Lawrence Strickling, who heads the Commerce Department unit which has managed these functions, issued a brief statement early Saturday confirming the transition of the Internet Assigned Numbers Authority (IANA).
“As of October 1, 2016, the IANA functions contract has expired,” he said.
Stephen Crocker, ICANN’s board chairman and one of the engineers who developed the early internet protocols, welcomed the end of the contract.
“This transition was envisioned 18 years ago, yet it was the tireless work of the global Internet community, which drafted the final proposal, that made this a reality,” he said in a statement.
This is a very welcome step.
Authoritarian Governments around the world have been trying to get more of a say in how the Internet runs. They have tried to have the ITU takeover some functions, which would be a disaster.

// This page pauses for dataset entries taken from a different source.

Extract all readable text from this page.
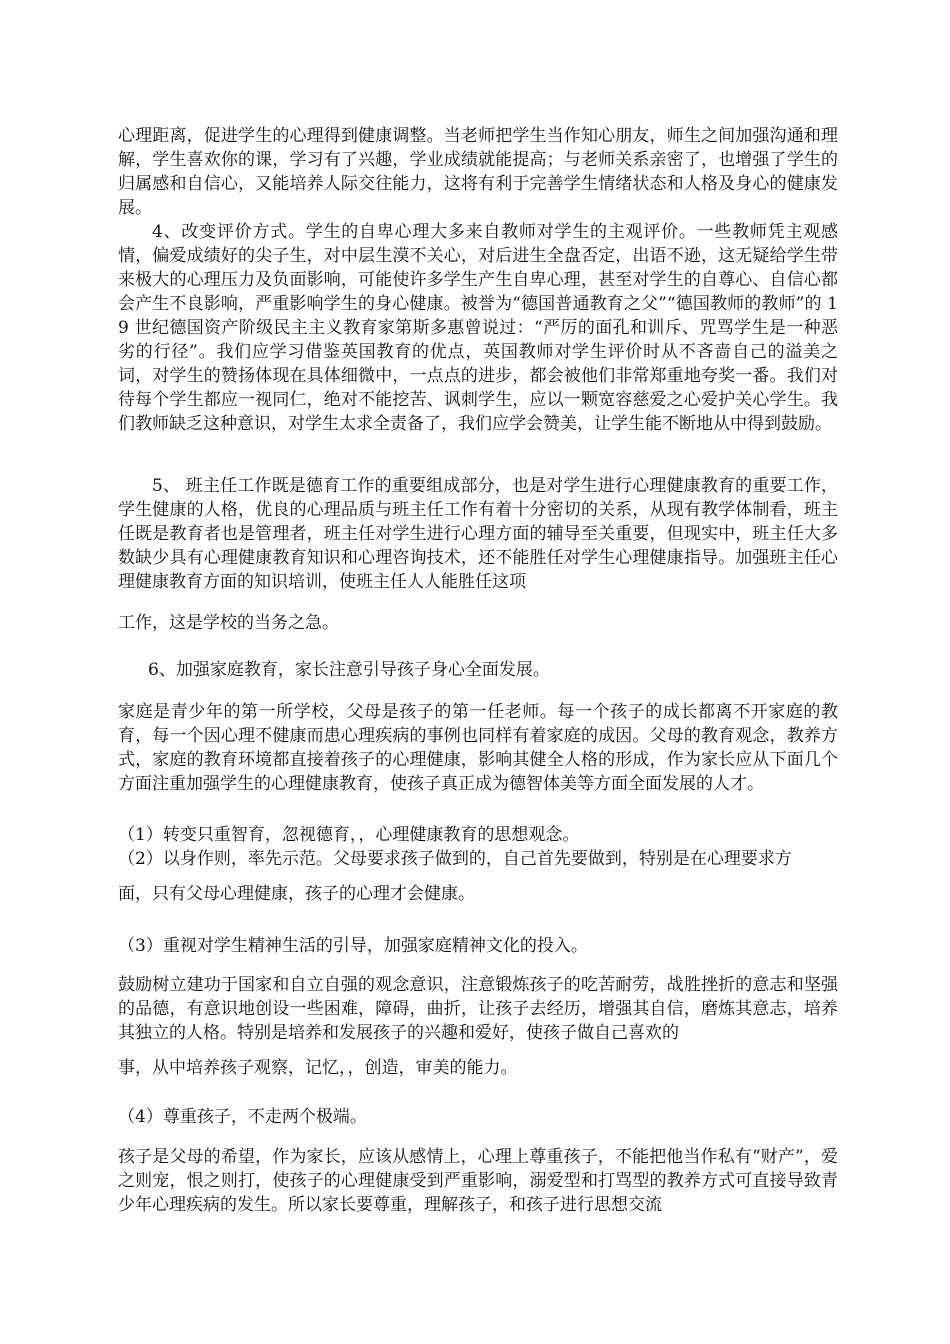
心理距离，促进学生的心理得到健康调整。当老师把学生当作知心朋友，师生之间加强沟通和理解，学生喜欢你的课，学习有了兴趣，学业成绩就能提高；与老师关系亲密了，也增强了学生的归属感和自信心，又能培养人际交往能力，这将有利于完善学生情绪状态和人格及身心的健康发展。

4、改变评价方式。学生的自卑心理大多来自教师对学生的主观评价。一些教师凭主观感情，偏爱成绩好的尖子生，对中层生漠不关心，对后进生全盘否定，出语不逊，这无疑给学生带来极大的心理压力及负面影响，可能使许多学生产生自卑心理，甚至对学生的自尊心、自信心都会产生不良影响，严重影响学生的身心健康。被誉为“德国普通教育之父”“德国教师的教师”的 19 世纪德国资产阶级民主主义教育家第斯多惠曾说过：“严厉的面孔和训斥、咒骂学生是一种恶劣的行径”。我们应学习借鉴英国教育的优点，英国教师对学生评价时从不吝啬自己的溢美之词，对学生的赞扬体现在具体细微中，一点点的进步，都会被他们非常郑重地夸奖一番。我们对待每个学生都应一视同仁，绝对不能挖苦、讽刺学生，应以一颗宽容慈爱之心爱护关心学生。我们教师缺乏这种意识，对学生太求全责备了，我们应学会赞美，让学生能不断地从中得到鼓励。

5、 班主任工作既是德育工作的重要组成部分，也是对学生进行心理健康教育的重要工作，学生健康的人格，优良的心理品质与班主任工作有着十分密切的关系，从现有教学体制看，班主任既是教育者也是管理者，班主任对学生进行心理方面的辅导至关重要，但现实中，班主任大多数缺少具有心理健康教育知识和心理咨询技术，还不能胜任对学生心理健康指导。加强班主任心理健康教育方面的知识培训，使班主任人人能胜任这项

工作，这是学校的当务之急。

6、加强家庭教育，家长注意引导孩子身心全面发展。

家庭是青少年的第一所学校，父母是孩子的第一任老师。每一个孩子的成长都离不开家庭的教育，每一个因心理不健康而患心理疾病的事例也同样有着家庭的成因。父母的教育观念，教养方式，家庭的教育环境都直接着孩子的心理健康，影响其健全人格的形成，作为家长应从下面几个方面注重加强学生的心理健康教育，使孩子真正成为德智体美等方面全面发展的人才。

（1）转变只重智育，忽视德育，，心理健康教育的思想观念。

（2）以身作则，率先示范。父母要求孩子做到的，自己首先要做到，特别是在心理要求方

面，只有父母心理健康，孩子的心理才会健康。

（3）重视对学生精神生活的引导，加强家庭精神文化的投入。

鼓励树立建功于国家和自立自强的观念意识，注意锻炼孩子的吃苦耐劳，战胜挫折的意志和坚强的品德，有意识地创设一些困难，障碍，曲折，让孩子去经历，增强其自信，磨炼其意志，培养其独立的人格。特别是培养和发展孩子的兴趣和爱好，使孩子做自己喜欢的

事，从中培养孩子观察，记忆，，创造，审美的能力。

（4）尊重孩子，不走两个极端。

孩子是父母的希望，作为家长，应该从感情上，心理上尊重孩子，不能把他当作私有“财产”，爱之则宠，恨之则打，使孩子的心理健康受到严重影响，溺爱型和打骂型的教养方式可直接导致青少年心理疾病的发生。所以家长要尊重，理解孩子，和孩子进行思想交流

ICANN is far from perfect but over 18 years it has managed to expand the number of generic TLDs from seven to over 1,000 and has a multi-stakeholder model that works, albeit slowly. At ICANN Governments do not get to decide anything. At best they can give advice. This is how it should be.
The problem is that having ICANN run the IANA function (the master list of TLDs, IP addresses and protocols) under contract to the US Government meant that other Governments used that to demand if the USG gets a veto (in reality it was an administrative check) over TLDs, they should all have the same power. By freeing ICANN from the US Government, there is no longer a legitimate cause for authoritarian Governments to rally around.
The Internet has been the world changing success it has, because it has not been under Government control. Governments can pass laws that affect ISPs and Internet users in their own countries, but no Government or Governments can pass laws dictating how the Internet as a whole runs. The Internet community does this through technical groups such as the Internet Engineering Taskforce, Internet Architecture Board and more policy focused groups such as the Regional Internet Address Registries, country code managers and ICANN.
Many folks from New Zealand have been engaged in the work required to improve the accountability of ICANN, so that it could transition from US Government stewardship. It is great to see the transition finally occur.